Big data is also the key to watching movies on the small screen. Instead of picking up a disc when they buy or rent a movie, people now can just have it come right to them. As Dan Cryan, senior principal analyst at HIS  observed, in 2012 Americans made  "a historic switch to Internet-based consumption, setting the stage for a worldwide migration from physical to online." 


 Estimates of  online movie payments for the US in 2012 are “3.4 billion views or transactions, up from 1.4 billion in 2011.  This form of video streaming is dominated by Netflix in the US, where it makes up "33% of peak period downstream traffic"  Amazon, Hulu, and HBO Go follow far behind at 1.8%, 1.5%, and .5% respectively.  It intends to keep its lead with the help of big data.

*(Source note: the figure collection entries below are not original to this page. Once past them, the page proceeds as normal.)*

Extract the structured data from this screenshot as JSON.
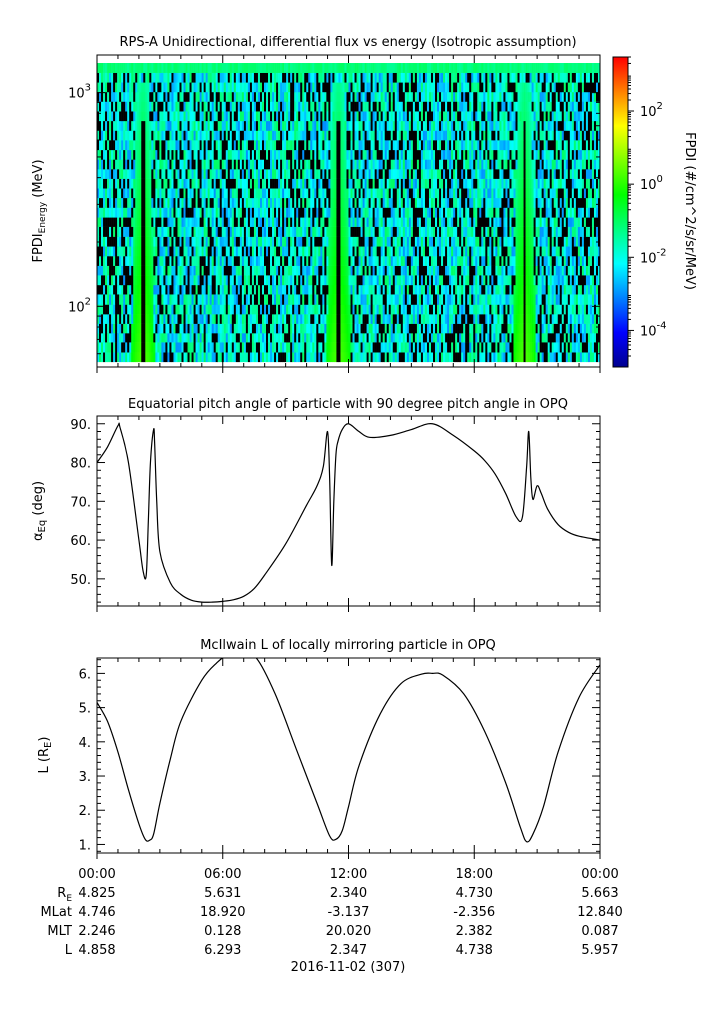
{
  "panels": [
    {
      "title": "RPS-A Unidirectional, differential flux vs energy (Isotropic assumption)",
      "ylabel_main": "FPDI",
      "ylabel_sub": "Energy",
      "ylabel_unit": " (MeV)",
      "colorbar_label": "FPDI (#/cm^2/s/sr/MeV)"
    },
    {
      "title": "Equatorial pitch angle of particle with 90 degree pitch angle in OPQ",
      "ylabel_main": "α",
      "ylabel_sub": "Eq",
      "ylabel_unit": " (deg)"
    },
    {
      "title": "McIlwain L of locally mirroring particle in OPQ",
      "ylabel_main": "L (R",
      "ylabel_sub": "E",
      "ylabel_unit": ")"
    }
  ],
  "ephemeris": {
    "row_labels": [
      {
        "main": "R",
        "sub": "E"
      },
      {
        "main": "MLat",
        "sub": ""
      },
      {
        "main": "MLT",
        "sub": ""
      },
      {
        "main": "L",
        "sub": ""
      }
    ],
    "times": [
      "00:00",
      "06:00",
      "12:00",
      "18:00",
      "00:00"
    ],
    "rows": [
      [
        "4.825",
        "5.631",
        "2.340",
        "4.730",
        "5.663"
      ],
      [
        "4.746",
        "18.920",
        "-3.137",
        "-2.356",
        "12.840"
      ],
      [
        "2.246",
        "0.128",
        "20.020",
        "2.382",
        "0.087"
      ],
      [
        "4.858",
        "6.293",
        "2.347",
        "4.738",
        "5.957"
      ]
    ],
    "date_label": "2016-11-02 (307)"
  },
  "chart_data": [
    {
      "type": "heatmap",
      "title": "RPS-A Unidirectional, differential flux vs energy (Isotropic assumption)",
      "xlabel": "",
      "ylabel": "FPDI Energy (MeV)",
      "x_range_hours": [
        0,
        24
      ],
      "y_scale": "log",
      "ylim": [
        52,
        1500
      ],
      "y_ticks": [
        {
          "value": 100,
          "base": "10",
          "exp": "2"
        },
        {
          "value": 1000,
          "base": "10",
          "exp": "3"
        }
      ],
      "colorbar": {
        "label": "FPDI (#/cm^2/s/sr/MeV)",
        "scale": "log",
        "range": [
          1e-05,
          3000
        ],
        "ticks": [
          {
            "value": 0.0001,
            "base": "10",
            "exp": "-4"
          },
          {
            "value": 0.01,
            "base": "10",
            "exp": "-2"
          },
          {
            "value": 1,
            "base": "10",
            "exp": "0"
          },
          {
            "value": 100,
            "base": "10",
            "exp": "2"
          }
        ],
        "colors": [
          "#00008f",
          "#0000ff",
          "#0080ff",
          "#00ffff",
          "#00ff80",
          "#00ff00",
          "#80ff00",
          "#ffff00",
          "#ff8000",
          "#ff0000"
        ]
      },
      "energy_bin_edges_mev": [
        55,
        61,
        68,
        75,
        83,
        92,
        102,
        114,
        126,
        140,
        155,
        172,
        191,
        212,
        236,
        261,
        290,
        322,
        357,
        396,
        439,
        487,
        540,
        600,
        665,
        738,
        819,
        909,
        1008,
        1118,
        1240,
        1376
      ],
      "flux_peaks": [
        {
          "hour_start": 1.9,
          "hour_end": 2.5,
          "low_energy_mev": 55,
          "high_energy_mev": 1000,
          "peak_flux": 2
        },
        {
          "hour_start": 11.2,
          "hour_end": 11.85,
          "low_energy_mev": 55,
          "high_energy_mev": 1000,
          "peak_flux": 2
        },
        {
          "hour_start": 20.1,
          "hour_end": 20.7,
          "low_energy_mev": 55,
          "high_energy_mev": 1000,
          "peak_flux": 2
        }
      ],
      "background_flux_range": [
        0.001,
        0.1
      ]
    },
    {
      "type": "line",
      "title": "Equatorial pitch angle of particle with 90 degree pitch angle in OPQ",
      "xlabel": "",
      "ylabel": "αEq (deg)",
      "xlim": [
        0,
        24
      ],
      "ylim": [
        43,
        92
      ],
      "y_ticks": [
        50,
        60,
        70,
        80,
        90
      ],
      "y_tick_labels": [
        "50.",
        "60.",
        "70.",
        "80.",
        "90."
      ],
      "series": [
        {
          "x": [
            0,
            0.5,
            1.0,
            1.1,
            1.5,
            2.0,
            2.2,
            2.35,
            2.45,
            2.55,
            2.7,
            2.75,
            2.85,
            3.0,
            3.5,
            4.0,
            4.5,
            5.0,
            5.5,
            6.0,
            6.5,
            7.0,
            7.5,
            8.0,
            9.0,
            10.0,
            10.5,
            10.8,
            11.0,
            11.1,
            11.2,
            11.3,
            11.4,
            11.5,
            11.7,
            12.0,
            12.5,
            13.0,
            14.0,
            15.0,
            16.0,
            17.0,
            18.0,
            18.5,
            19.0,
            19.5,
            20.0,
            20.3,
            20.5,
            20.6,
            20.7,
            20.8,
            21.0,
            21.2,
            21.5,
            22.0,
            22.5,
            23.0,
            24.0
          ],
          "y": [
            80,
            84,
            89.5,
            89,
            80,
            60,
            52,
            51,
            65,
            80,
            88.5,
            85,
            70,
            57,
            49,
            46,
            44.5,
            44,
            44,
            44.2,
            44.6,
            45.5,
            47.5,
            51,
            59,
            69,
            74,
            79,
            88,
            76,
            53.5,
            70,
            82,
            85.5,
            88.5,
            90,
            88,
            86.5,
            87,
            88.5,
            90,
            87,
            83,
            80.5,
            77,
            72,
            66,
            66,
            79,
            88,
            76,
            70.5,
            74,
            72,
            68,
            64,
            62,
            61,
            60
          ]
        }
      ]
    },
    {
      "type": "line",
      "title": "McIlwain L of locally mirroring particle in OPQ",
      "xlabel": "",
      "ylabel": "L (RE)",
      "xlim": [
        0,
        24
      ],
      "ylim": [
        0.75,
        6.45
      ],
      "y_ticks": [
        1,
        2,
        3,
        4,
        5,
        6
      ],
      "y_tick_labels": [
        "1.",
        "2.",
        "3.",
        "4.",
        "5.",
        "6."
      ],
      "series": [
        {
          "x": [
            0,
            0.5,
            1.0,
            1.5,
            2.0,
            2.3,
            2.5,
            2.7,
            3.0,
            3.5,
            4.0,
            5.0,
            5.7,
            6.2,
            7.0,
            7.6,
            8.5,
            9.5,
            10.5,
            11.1,
            11.4,
            11.7,
            12.0,
            12.5,
            13.5,
            14.5,
            15.5,
            16.0,
            16.5,
            17.5,
            18.5,
            19.5,
            20.2,
            20.5,
            20.8,
            21.3,
            22.0,
            23.0,
            24.0
          ],
          "y": [
            5.15,
            4.6,
            3.7,
            2.6,
            1.6,
            1.15,
            1.12,
            1.3,
            2.2,
            3.5,
            4.6,
            5.8,
            6.3,
            6.5,
            6.5,
            6.45,
            5.4,
            3.8,
            2.2,
            1.25,
            1.15,
            1.4,
            2.1,
            3.3,
            4.8,
            5.7,
            5.98,
            6.0,
            5.95,
            5.4,
            4.3,
            2.8,
            1.5,
            1.08,
            1.3,
            2.1,
            3.7,
            5.3,
            6.25
          ]
        }
      ]
    }
  ]
}
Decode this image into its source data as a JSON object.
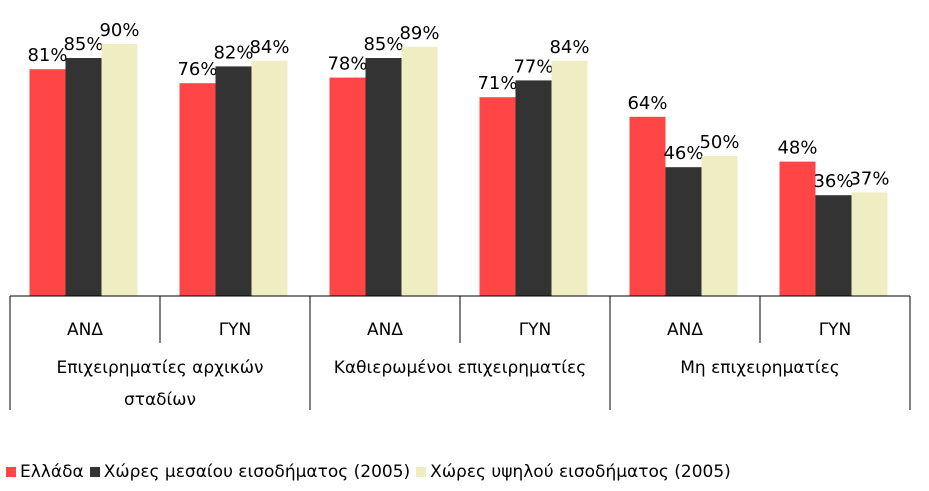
{
  "chart_data": {
    "type": "bar",
    "categories": [
      "ΑΝΔ",
      "ΓΥΝ",
      "ΑΝΔ",
      "ΓΥΝ",
      "ΑΝΔ",
      "ΓΥΝ"
    ],
    "groups": [
      "Επιχειρηματίες αρχικών σταδίων",
      "Καθιερωμένοι επιχειρηματίες",
      "Μη επιχειρηματίες"
    ],
    "ylim": [
      0,
      100
    ],
    "series": [
      {
        "name": "Ελλάδα",
        "color": "#ff4545",
        "values": [
          81,
          76,
          78,
          71,
          64,
          48
        ],
        "value_labels": [
          "81%",
          "76%",
          "78%",
          "71%",
          "64%",
          "48%"
        ]
      },
      {
        "name": "Χώρες μεσαίου εισοδήματος (2005)",
        "color": "#333333",
        "values": [
          85,
          82,
          85,
          77,
          46,
          36
        ],
        "value_labels": [
          "85%",
          "82%",
          "85%",
          "77%",
          "46%",
          "36%"
        ]
      },
      {
        "name": "Χώρες υψηλού εισοδήματος (2005)",
        "color": "#efedc2",
        "values": [
          90,
          84,
          89,
          84,
          50,
          37
        ],
        "value_labels": [
          "90%",
          "84%",
          "89%",
          "84%",
          "50%",
          "37%"
        ]
      }
    ],
    "legend": "bottom"
  }
}
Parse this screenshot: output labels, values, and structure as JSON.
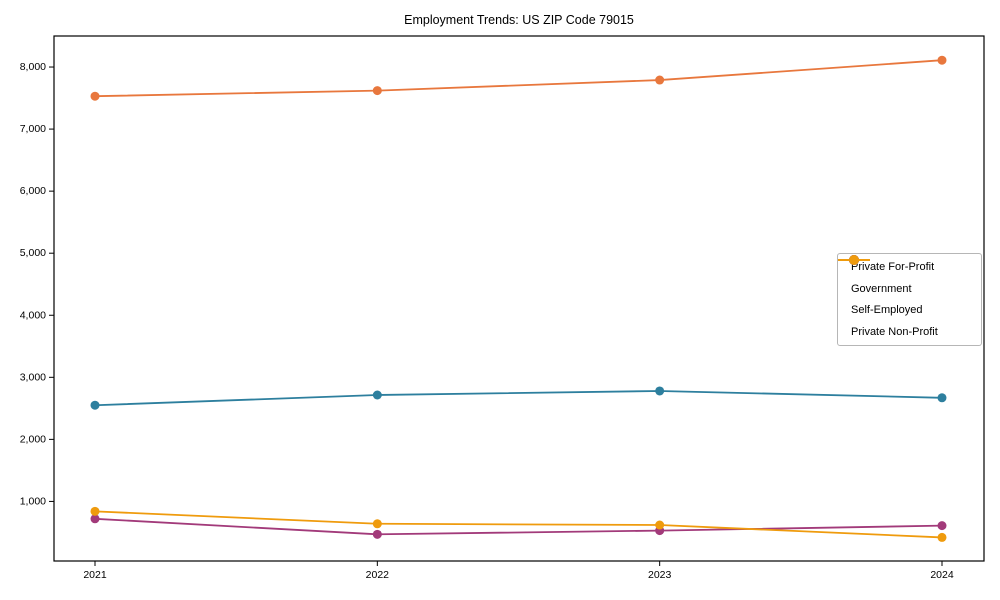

Netflix was the subject of a WSJ blog on using big data to improve streaming video.  Though Netflix still offers to mail out the DVDs people select for rental, more customers now opt for streaming.  In the interest of improving efficiency on that end, Netflix transferred its holdings to Amazon’s cloud. It also started using Hadoop, which enables it "to run massive data analyses, such as graphing traffic patterns for every type of device across multiple markets." That helps plan for improved data transmission and better understanding of the customer.


In addition to using big data solutions for delivery of content, Netflix applies algorithms to predict what their customers would likely want to watch next.  This type of data mining technology makes Netflix confident that it can handle hosting original content. In fact, it bet more than  $100 million on it; that’s the reported sum paid for the rights to two seasons of House of Cards, one of several original content series it plans on streaming


 As Netflix’s Chief Communications Officer, Jonathan Friedland, says, "We know what people watch on Netflix and we’re able with a high degree of confidence to understand how big a likely audience is for a given show based on people’s viewing habits." 


So what do you think? Is it possible to guarantee a hit with big data?